A sample of 586 women were administered the Beck-Gable PDSS at 6-weeks postpartum. Factor analysis was applied to analyze the similarities among African American, Hispanic, Native American, and White participants. Confidence intervals of the rates of depression by group were estimated, followed by statistical tests to determine the differences among these rates. Risk assessment was performed with factor analysis and correlation methods.

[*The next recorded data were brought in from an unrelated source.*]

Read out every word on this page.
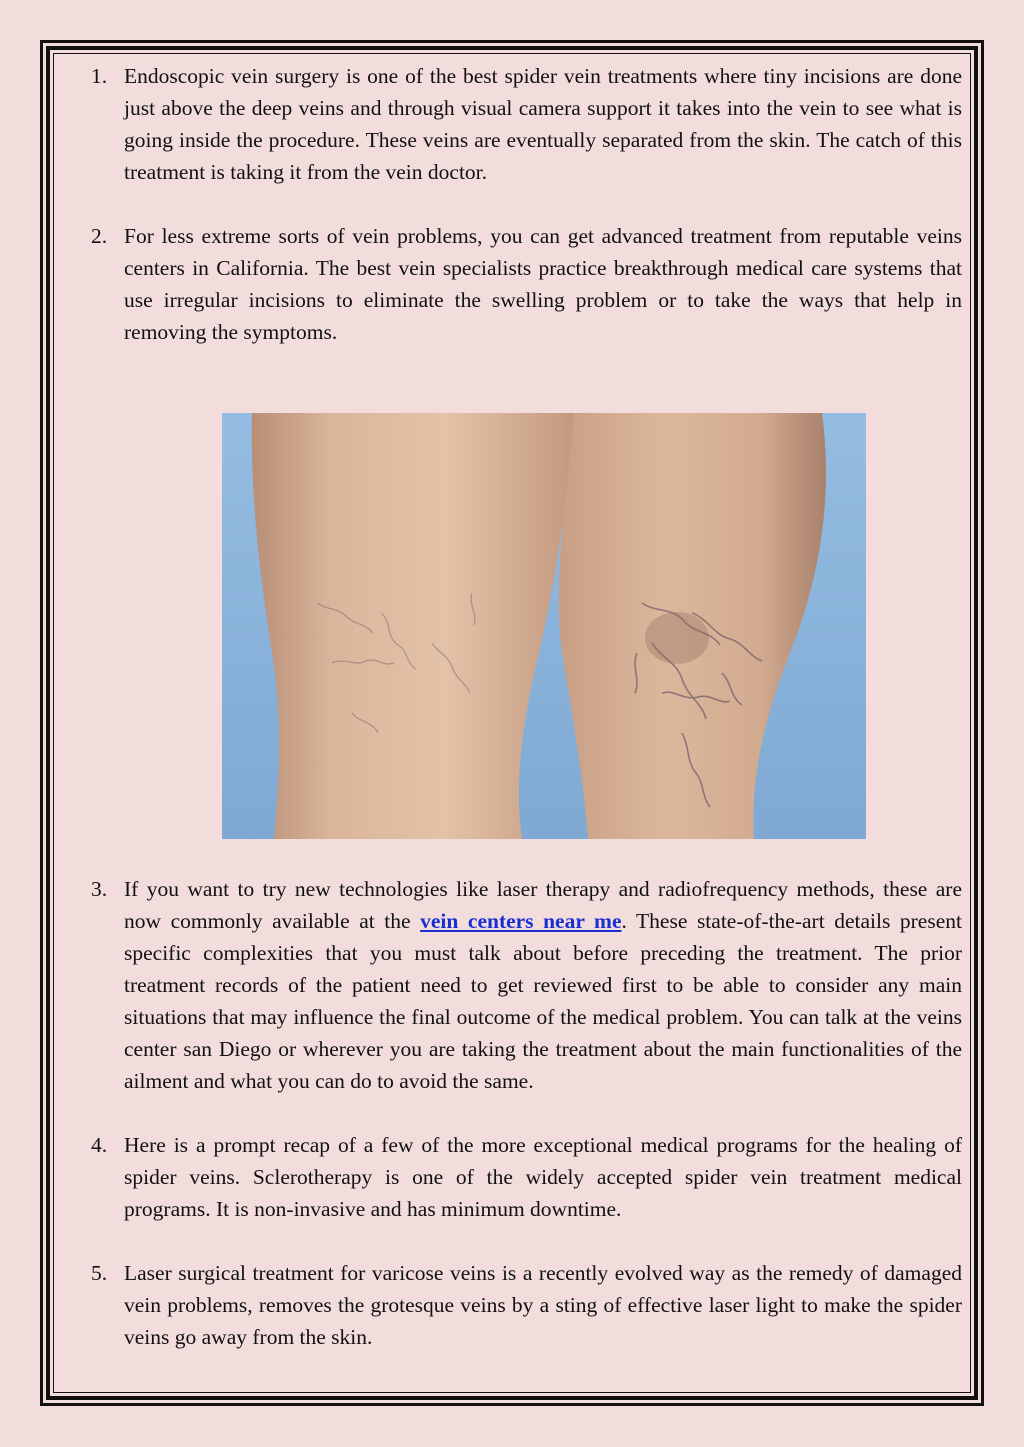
1. Endoscopic vein surgery is one of the best spider vein treatments where tiny incisions are done just above the deep veins and through visual camera support it takes into the vein to see what is going inside the procedure. These veins are eventually separated from the skin. The catch of this treatment is taking it from the vein doctor.
2. For less extreme sorts of vein problems, you can get advanced treatment from reputable veins centers in California. The best vein specialists practice breakthrough medical care systems that use irregular incisions to eliminate the swelling problem or to take the ways that help in removing the symptoms.
3. If you want to try new technologies like laser therapy and radiofrequency methods, these are now commonly available at the vein centers near me. These state-of-the-art details present specific complexities that you must talk about before preceding the treatment. The prior treatment records of the patient need to get reviewed first to be able to consider any main situations that may influence the final outcome of the medical problem. You can talk at the veins center san Diego or wherever you are taking the treatment about the main functionalities of the ailment and what you can do to avoid the same.
4. Here is a prompt recap of a few of the more exceptional medical programs for the healing of spider veins. Sclerotherapy is one of the widely accepted spider vein treatment medical programs. It is non-invasive and has minimum downtime.
5. Laser surgical treatment for varicose veins is a recently evolved way as the remedy of damaged vein problems, removes the grotesque veins by a sting of effective laser light to make the spider veins go away from the skin.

Hispanic women had a remarkably lower depression rate (2.5%) than other groups (P-values<0.05). Significant differences for major depression were not found among African American, Native American, and White women; but Whites had higher minor depression (P-values<0.05). Native American women had the highest rate of major depression (18.7%) and an average minor depression (10.5%). Although Whites had the second highest major depression (17.6%) and the highest minor depression (19.6%), their average full score (76.1) was noticeably lower than that of Native Americans (82.9) and slightly lower than that of African Americans (78.9; major and minor depression rates: 14.8% and 9.9%). The sample also demonstrated strong associations of depression with depression history and breastfeeding.


Statistically, postpartum depression can be ranked from high to low as Native Americans, Whites, African Americans and Hispanics (Hispanics have remarkably lower depression rates). This information is critically important to clinicians, researchers, agency administrators and social workers who work with these populations.